I have a major, major idea for Young & Rubicam: They should start a brand index mutual fund based on their Brand Asset Valuator (http://www.brandassetvaluator.com.au/). The fund should tie to current strong and emerging brands based on the BAV methodology of identifying brand strength along the pillars of differentiation, relevance, esteem and knowledge. Look at the "Financial Returns" tab on the BAV website. It states:

"Brand strength promotes strong earnings. BAV® has plotted pillar data against revenue growth, margin, NOPAT (whatever that is -- DB) and economic value added (EVA) in over 400 cases over a ten year period, across 18 economic sectors. From this, BAV® has produced a consistent pattern of results.

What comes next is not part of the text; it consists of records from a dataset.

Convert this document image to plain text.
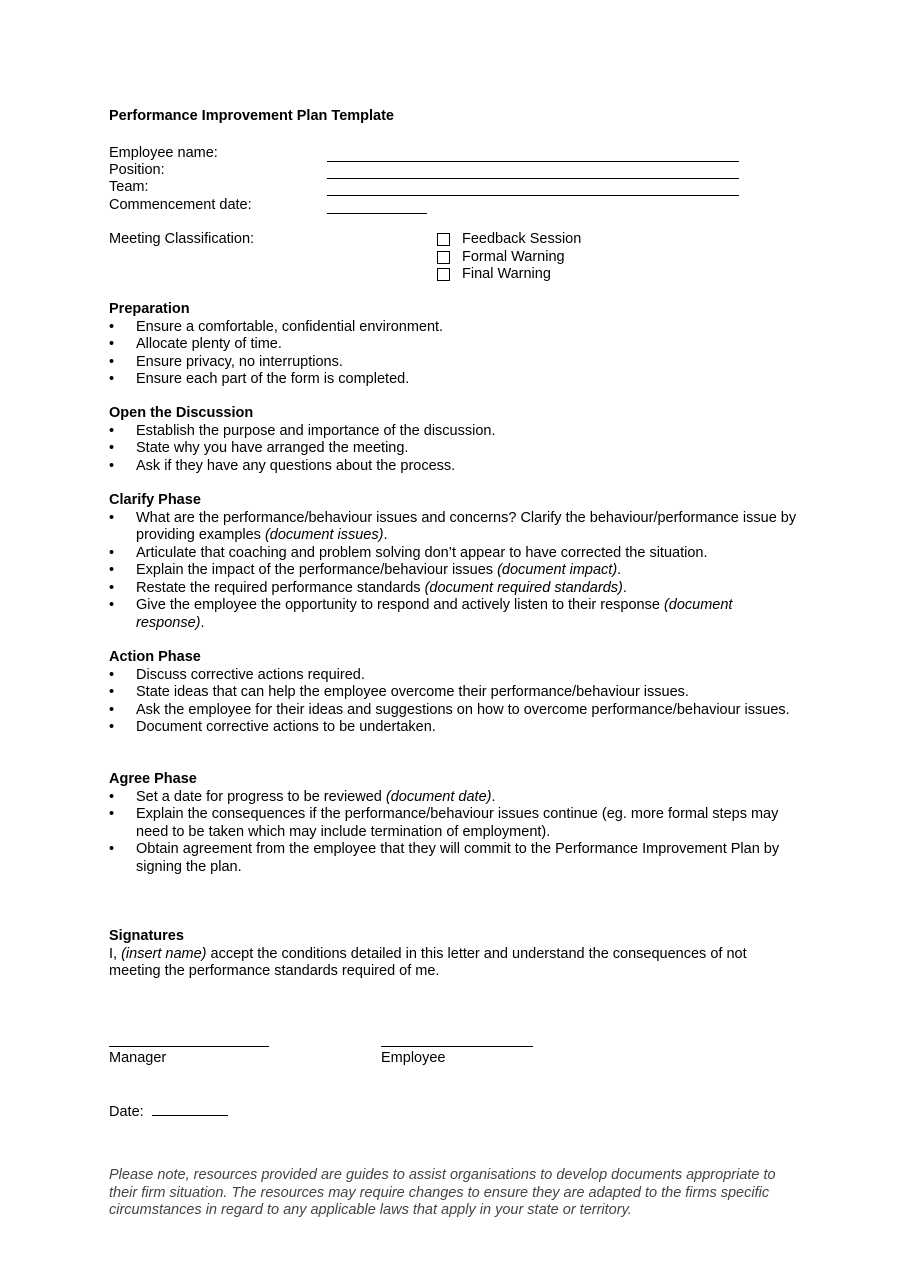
Performance Improvement Plan Template
Employee name:
Position:
Team:
Commencement date:
Meeting Classification:	Feedback Session
Formal Warning
Final Warning
Preparation
•	Ensure a comfortable, confidential environment.
•	Allocate plenty of time.
•	Ensure privacy, no interruptions.
•	Ensure each part of the form is completed.
Open the Discussion
•	Establish the purpose and importance of the discussion.
•	State why you have arranged the meeting.
•	Ask if they have any questions about the process.
Clarify Phase
•	What are the performance/behaviour issues and concerns? Clarify the behaviour/performance issue by providing examples (document issues).
•	Articulate that coaching and problem solving don’t appear to have corrected the situation.
•	Explain the impact of the performance/behaviour issues (document impact).
•	Restate the required performance standards (document required standards).
•	Give the employee the opportunity to respond and actively listen to their response (document response).
Action Phase
•	Discuss corrective actions required.
•	State ideas that can help the employee overcome their performance/behaviour issues.
•	Ask the employee for their ideas and suggestions on how to overcome performance/behaviour issues.
•	Document corrective actions to be undertaken.
Agree Phase
•	Set a date for progress to be reviewed (document date).
•	Explain the consequences if the performance/behaviour issues continue (eg. more formal steps may need to be taken which may include termination of employment).
•	Obtain agreement from the employee that they will commit to the Performance Improvement Plan by signing the plan.
Signatures
I, (insert name) accept the conditions detailed in this letter and understand the consequences of not meeting the performance standards required of me.
Manager	Employee
Date:
Please note, resources provided are guides to assist organisations to develop documents appropriate to their firm situation. The resources may require changes to ensure they are adapted to the firms specific circumstances in regard to any applicable laws that apply in your state or territory.
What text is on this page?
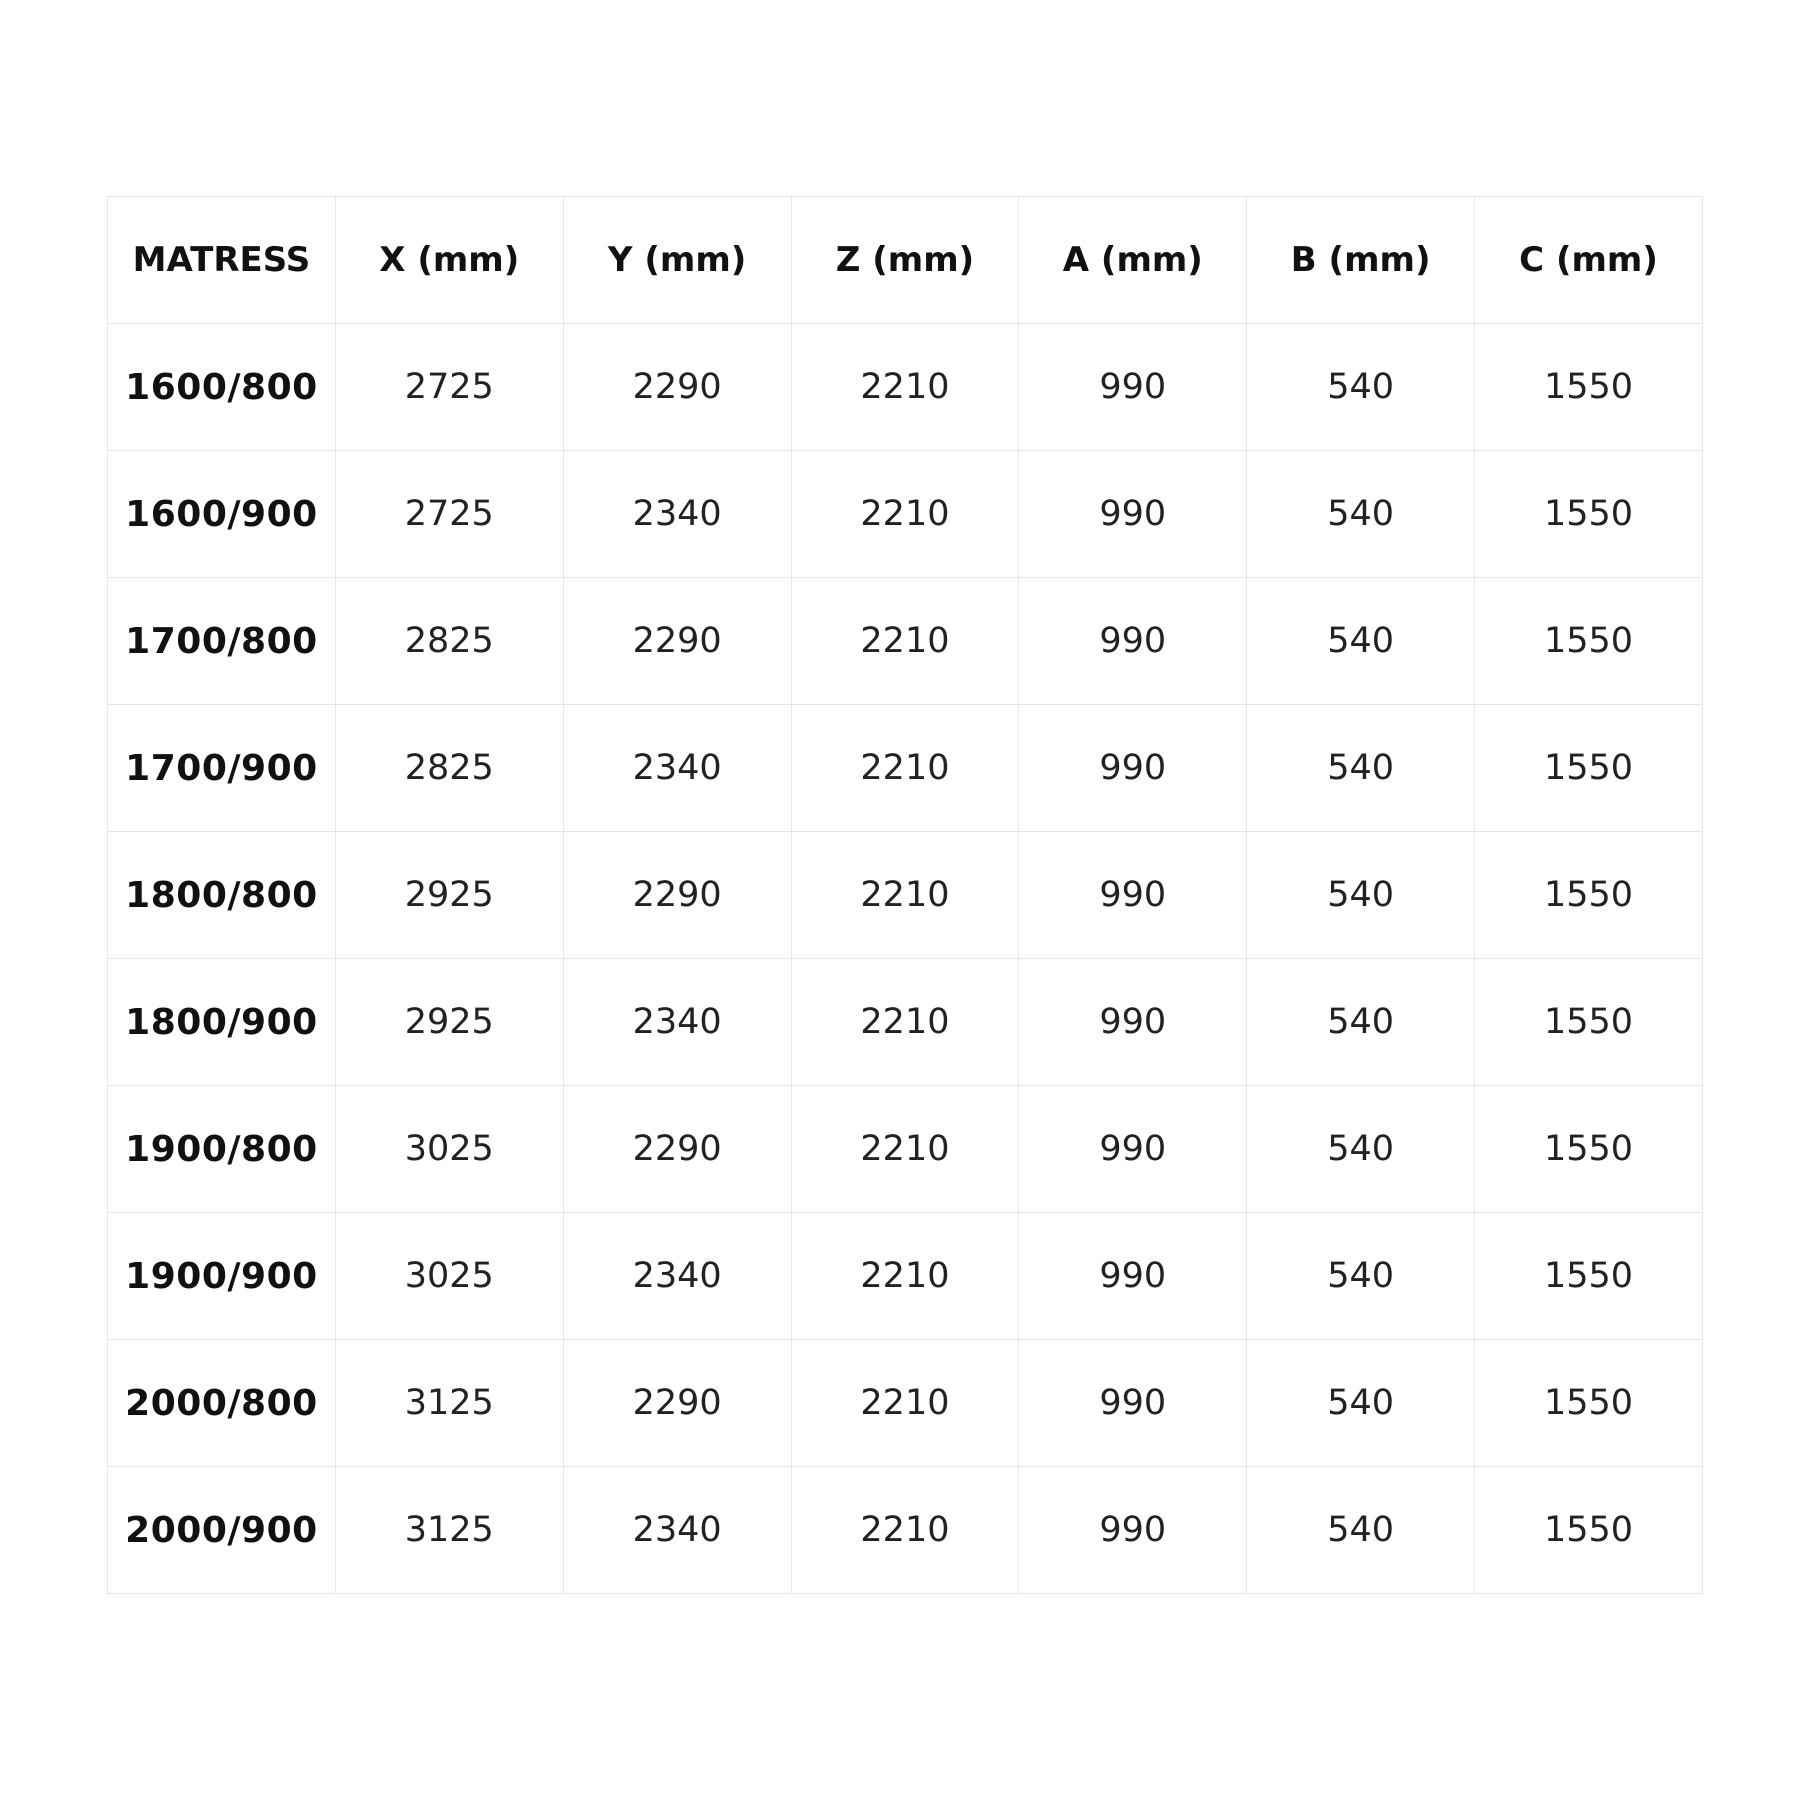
MATRESS	X (mm)	Y (mm)	Z (mm)	A (mm)	B (mm)	C (mm)
1600/800	2725	2290	2210	990	540	1550
1600/900	2725	2340	2210	990	540	1550
1700/800	2825	2290	2210	990	540	1550
1700/900	2825	2340	2210	990	540	1550
1800/800	2925	2290	2210	990	540	1550
1800/900	2925	2340	2210	990	540	1550
1900/800	3025	2290	2210	990	540	1550
1900/900	3025	2340	2210	990	540	1550
2000/800	3125	2290	2210	990	540	1550
2000/900	3125	2340	2210	990	540	1550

Differentiation is the margin driver - brands that grow their Differentiation have about a 50% higher operating margin on average than those which allow their Differentiation to decline. Relevance is the key to market penetration. Those brands that grow both their Differentiation and Relevance report the greatest increase in operating earnings."

Well it's a short leap from increased operating earnings to increased stock price -- can anybody say "ka-ching"?

The world's top brands have higher stock prices than nonbrands, but to my knowledge nobody has ever invested in a brand methodology per se -- started a mutual fund based on a brand strength methodology. Creating such a fund would not only prove that brands have a higher value than their generic counterparts (which would be good concrete tangible evidence for the academic), but it would also create an investment vehicle for people who believe strongly in the power of brand.

Well Y&R, what are you waiting for?

Or Interbrand could do it - they have their own financial formula for calculating brand value -- see http://www.interbrand.com/best_brands_2006_FAQ.asp -- and they annually calculate what the top brands are.

I'll stand by and wait for the announcement.